Yes — most successful users still send the full sequence even if the connection is accepted early. The email and DM add more context and warmth that a simple connection acceptance alone doesn’t provide, and they often trigger the actual reply. The messages are written to feel natural and non-repetitive even after a connection happens, so there is very little downside to completing the sequence. Only skip later touches if the person has already replied positively or engaged meaningfully.
The tone, pacing, and language are deliberately tuned for solo founders / indie hackers / bootstrapped makers (casual, maker-to-maker, no polish). You can adapt it for other audiences by manually editing the output to match their expected formality and pain points — the multi-touch structure and soft-escalation philosophy still work very well across B2B niches. However, you’ll usually need to make the messages 15–30% more professional and adjust the pain references when targeting more corporate or enterprise profiles.

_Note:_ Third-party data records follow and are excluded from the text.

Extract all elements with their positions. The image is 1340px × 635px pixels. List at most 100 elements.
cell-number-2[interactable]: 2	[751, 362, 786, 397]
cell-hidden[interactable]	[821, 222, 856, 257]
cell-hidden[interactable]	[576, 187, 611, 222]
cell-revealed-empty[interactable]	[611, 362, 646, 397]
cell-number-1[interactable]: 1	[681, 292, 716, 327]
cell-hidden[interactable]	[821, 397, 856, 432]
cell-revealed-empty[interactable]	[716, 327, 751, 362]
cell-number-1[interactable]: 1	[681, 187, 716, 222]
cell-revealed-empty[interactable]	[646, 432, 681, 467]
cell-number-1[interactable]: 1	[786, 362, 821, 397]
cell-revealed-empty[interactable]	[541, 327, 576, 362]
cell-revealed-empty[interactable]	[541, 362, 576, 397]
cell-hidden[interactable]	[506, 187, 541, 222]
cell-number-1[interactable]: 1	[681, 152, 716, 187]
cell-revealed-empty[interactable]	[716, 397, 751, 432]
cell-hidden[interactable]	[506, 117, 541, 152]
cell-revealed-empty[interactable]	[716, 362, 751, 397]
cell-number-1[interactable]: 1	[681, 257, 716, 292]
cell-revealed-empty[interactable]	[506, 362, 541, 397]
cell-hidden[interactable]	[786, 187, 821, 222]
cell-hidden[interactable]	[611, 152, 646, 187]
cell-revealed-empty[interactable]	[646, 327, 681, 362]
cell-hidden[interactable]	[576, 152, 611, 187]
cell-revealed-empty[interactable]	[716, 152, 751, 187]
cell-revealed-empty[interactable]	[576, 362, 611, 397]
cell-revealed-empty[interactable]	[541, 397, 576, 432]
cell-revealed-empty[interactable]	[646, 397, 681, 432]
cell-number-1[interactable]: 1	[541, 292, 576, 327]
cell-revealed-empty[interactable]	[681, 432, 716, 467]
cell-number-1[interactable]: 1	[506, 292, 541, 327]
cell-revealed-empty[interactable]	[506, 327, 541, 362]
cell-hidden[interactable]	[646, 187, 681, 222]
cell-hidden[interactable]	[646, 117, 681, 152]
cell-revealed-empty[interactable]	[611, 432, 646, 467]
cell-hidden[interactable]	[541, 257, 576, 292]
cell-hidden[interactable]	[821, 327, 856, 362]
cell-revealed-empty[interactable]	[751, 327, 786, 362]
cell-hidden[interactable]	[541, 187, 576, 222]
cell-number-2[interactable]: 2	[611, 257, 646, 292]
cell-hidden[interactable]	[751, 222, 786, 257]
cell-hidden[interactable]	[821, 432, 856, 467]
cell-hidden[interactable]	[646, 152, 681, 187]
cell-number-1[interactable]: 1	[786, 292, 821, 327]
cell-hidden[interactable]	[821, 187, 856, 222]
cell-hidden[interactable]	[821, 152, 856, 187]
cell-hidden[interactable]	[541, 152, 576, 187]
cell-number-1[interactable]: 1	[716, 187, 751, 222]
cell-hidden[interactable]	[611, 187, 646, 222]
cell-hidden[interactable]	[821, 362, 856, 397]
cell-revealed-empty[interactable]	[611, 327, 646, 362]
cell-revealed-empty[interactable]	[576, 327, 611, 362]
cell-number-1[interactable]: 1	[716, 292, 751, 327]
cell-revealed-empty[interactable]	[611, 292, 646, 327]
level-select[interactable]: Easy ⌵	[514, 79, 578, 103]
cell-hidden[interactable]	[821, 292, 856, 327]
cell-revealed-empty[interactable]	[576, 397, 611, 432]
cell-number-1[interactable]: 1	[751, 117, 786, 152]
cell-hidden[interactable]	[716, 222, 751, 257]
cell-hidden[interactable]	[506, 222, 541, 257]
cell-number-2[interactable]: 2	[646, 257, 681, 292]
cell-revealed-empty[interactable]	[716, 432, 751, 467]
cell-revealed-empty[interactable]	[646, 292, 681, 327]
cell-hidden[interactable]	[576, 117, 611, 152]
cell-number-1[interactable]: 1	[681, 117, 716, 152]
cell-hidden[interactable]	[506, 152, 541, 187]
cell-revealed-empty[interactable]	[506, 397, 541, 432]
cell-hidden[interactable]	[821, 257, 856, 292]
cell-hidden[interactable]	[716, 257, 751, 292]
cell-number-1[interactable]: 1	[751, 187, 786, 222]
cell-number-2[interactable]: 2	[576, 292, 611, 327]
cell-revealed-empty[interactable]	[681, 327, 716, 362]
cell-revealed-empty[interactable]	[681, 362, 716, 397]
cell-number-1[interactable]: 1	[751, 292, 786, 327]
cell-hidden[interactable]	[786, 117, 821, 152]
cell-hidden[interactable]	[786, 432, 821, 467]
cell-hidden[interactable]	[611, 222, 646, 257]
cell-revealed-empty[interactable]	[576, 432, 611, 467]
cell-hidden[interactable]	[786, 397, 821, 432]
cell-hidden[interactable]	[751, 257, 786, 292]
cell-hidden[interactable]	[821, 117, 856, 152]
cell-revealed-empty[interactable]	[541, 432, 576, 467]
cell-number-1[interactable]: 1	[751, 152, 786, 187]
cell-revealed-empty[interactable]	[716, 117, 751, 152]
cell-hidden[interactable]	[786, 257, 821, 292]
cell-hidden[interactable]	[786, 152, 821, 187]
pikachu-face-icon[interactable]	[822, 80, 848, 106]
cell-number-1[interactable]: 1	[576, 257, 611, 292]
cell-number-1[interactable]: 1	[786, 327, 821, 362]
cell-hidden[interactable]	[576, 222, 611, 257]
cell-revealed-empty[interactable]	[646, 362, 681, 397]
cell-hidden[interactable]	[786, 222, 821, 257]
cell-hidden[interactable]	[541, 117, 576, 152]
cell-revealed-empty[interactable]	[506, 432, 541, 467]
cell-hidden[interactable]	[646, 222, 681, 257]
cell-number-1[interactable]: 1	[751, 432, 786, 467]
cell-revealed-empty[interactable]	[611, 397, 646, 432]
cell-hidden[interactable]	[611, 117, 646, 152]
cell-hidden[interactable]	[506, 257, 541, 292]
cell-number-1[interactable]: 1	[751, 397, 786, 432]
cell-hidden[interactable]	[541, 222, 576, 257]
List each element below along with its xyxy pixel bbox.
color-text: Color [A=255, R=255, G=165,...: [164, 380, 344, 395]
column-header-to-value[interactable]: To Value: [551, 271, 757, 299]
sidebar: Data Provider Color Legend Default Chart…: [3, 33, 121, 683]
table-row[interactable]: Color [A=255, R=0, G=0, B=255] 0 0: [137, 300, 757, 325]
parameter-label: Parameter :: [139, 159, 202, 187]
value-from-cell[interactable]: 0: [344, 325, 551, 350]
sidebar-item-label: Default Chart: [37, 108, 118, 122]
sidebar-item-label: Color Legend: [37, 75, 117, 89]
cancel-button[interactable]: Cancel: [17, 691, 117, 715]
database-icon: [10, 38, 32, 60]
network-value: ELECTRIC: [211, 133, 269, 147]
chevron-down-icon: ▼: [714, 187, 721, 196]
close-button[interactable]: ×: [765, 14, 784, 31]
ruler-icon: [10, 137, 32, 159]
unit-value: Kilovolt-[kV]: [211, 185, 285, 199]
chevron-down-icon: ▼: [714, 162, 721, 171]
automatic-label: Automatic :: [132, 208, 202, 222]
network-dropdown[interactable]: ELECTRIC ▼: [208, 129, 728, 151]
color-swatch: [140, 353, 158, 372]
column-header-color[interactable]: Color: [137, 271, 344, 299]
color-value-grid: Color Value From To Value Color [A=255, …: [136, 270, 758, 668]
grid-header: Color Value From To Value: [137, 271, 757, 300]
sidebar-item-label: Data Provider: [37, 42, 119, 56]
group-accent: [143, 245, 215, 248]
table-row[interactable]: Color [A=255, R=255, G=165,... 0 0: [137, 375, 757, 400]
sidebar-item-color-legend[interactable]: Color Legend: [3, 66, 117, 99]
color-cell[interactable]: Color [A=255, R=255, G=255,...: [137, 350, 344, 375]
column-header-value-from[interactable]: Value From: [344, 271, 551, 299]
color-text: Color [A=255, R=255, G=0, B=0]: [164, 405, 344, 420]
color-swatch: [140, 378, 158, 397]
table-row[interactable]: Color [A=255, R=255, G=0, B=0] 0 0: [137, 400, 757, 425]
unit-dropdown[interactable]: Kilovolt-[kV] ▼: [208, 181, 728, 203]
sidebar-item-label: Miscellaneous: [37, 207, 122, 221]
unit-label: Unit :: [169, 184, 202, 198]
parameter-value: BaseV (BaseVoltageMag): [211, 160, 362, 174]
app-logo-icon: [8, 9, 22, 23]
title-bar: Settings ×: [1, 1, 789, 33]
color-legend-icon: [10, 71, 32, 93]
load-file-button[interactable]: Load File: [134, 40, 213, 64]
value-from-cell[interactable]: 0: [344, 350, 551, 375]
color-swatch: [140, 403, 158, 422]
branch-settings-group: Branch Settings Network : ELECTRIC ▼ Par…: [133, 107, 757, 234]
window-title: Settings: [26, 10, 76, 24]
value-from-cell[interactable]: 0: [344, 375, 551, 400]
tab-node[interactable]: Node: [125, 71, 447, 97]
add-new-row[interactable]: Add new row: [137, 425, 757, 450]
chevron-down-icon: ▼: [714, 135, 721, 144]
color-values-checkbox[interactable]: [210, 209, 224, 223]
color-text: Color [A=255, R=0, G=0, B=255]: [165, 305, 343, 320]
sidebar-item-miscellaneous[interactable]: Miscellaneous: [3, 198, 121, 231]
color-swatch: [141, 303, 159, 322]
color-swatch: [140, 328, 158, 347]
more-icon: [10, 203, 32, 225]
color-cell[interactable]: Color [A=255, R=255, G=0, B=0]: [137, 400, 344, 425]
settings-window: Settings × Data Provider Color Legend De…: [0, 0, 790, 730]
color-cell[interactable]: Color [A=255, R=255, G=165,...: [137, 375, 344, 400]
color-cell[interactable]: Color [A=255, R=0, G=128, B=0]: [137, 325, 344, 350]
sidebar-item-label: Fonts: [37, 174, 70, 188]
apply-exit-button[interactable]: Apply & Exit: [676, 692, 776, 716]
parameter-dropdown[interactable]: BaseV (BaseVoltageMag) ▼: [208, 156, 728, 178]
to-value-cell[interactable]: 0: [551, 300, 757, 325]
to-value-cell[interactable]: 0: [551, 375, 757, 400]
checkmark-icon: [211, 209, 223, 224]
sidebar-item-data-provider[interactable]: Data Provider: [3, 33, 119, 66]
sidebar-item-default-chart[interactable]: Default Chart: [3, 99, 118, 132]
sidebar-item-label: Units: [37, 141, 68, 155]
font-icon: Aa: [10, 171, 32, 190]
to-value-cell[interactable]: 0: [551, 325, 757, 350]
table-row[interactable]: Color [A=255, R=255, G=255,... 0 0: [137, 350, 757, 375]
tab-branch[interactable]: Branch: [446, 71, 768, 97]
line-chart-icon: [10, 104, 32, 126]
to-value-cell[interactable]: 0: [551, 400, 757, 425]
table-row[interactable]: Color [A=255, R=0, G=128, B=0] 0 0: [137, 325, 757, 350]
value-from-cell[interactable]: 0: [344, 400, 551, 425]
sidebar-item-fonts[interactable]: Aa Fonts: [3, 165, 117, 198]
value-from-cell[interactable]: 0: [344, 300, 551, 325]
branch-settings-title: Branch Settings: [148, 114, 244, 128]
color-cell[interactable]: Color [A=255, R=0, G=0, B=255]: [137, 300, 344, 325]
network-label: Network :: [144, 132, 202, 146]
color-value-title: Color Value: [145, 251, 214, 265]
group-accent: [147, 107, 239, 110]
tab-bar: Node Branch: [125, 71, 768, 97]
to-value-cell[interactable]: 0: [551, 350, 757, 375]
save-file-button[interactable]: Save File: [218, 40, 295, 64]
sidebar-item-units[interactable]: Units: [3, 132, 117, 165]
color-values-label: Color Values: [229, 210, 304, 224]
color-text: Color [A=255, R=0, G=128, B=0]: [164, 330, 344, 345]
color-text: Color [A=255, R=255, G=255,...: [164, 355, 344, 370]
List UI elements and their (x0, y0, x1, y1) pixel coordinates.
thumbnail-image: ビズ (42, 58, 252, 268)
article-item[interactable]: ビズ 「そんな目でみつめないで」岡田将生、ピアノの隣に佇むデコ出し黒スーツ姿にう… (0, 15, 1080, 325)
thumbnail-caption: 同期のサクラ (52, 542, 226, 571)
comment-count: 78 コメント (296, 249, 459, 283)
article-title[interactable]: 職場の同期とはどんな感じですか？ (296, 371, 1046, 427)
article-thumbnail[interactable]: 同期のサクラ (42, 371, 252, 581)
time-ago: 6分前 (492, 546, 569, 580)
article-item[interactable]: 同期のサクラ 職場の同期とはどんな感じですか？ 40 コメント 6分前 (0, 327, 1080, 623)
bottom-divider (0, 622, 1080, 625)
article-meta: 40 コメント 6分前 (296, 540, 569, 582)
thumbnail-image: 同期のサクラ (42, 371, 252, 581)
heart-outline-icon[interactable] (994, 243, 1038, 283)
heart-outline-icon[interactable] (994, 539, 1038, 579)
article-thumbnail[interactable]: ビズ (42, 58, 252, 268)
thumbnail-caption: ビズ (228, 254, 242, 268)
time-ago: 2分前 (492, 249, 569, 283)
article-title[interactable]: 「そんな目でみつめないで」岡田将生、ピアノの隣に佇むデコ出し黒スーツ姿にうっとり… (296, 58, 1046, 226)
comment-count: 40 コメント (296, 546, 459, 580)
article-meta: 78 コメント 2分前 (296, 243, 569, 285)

In 2026, reputation is mostly driven by volume, personalization level, and reply-to-sending ratio rather than the exact sequence structure. Most active users comfortably run 25–60 personalized sequences per week (meaning 25–60 LinkedIn requests + corresponding emails + DMs) when each lead gets deep personalization and the overall reply rate stays above ~8–12%. Going significantly higher (especially >100/week) increases the risk of LinkedIn or email provider restrictions unless you have multiple warmed accounts, excellent deliverability hygiene, and very low complaint rates. Start small, monitor replies carefully, and scale gradually based on your own results.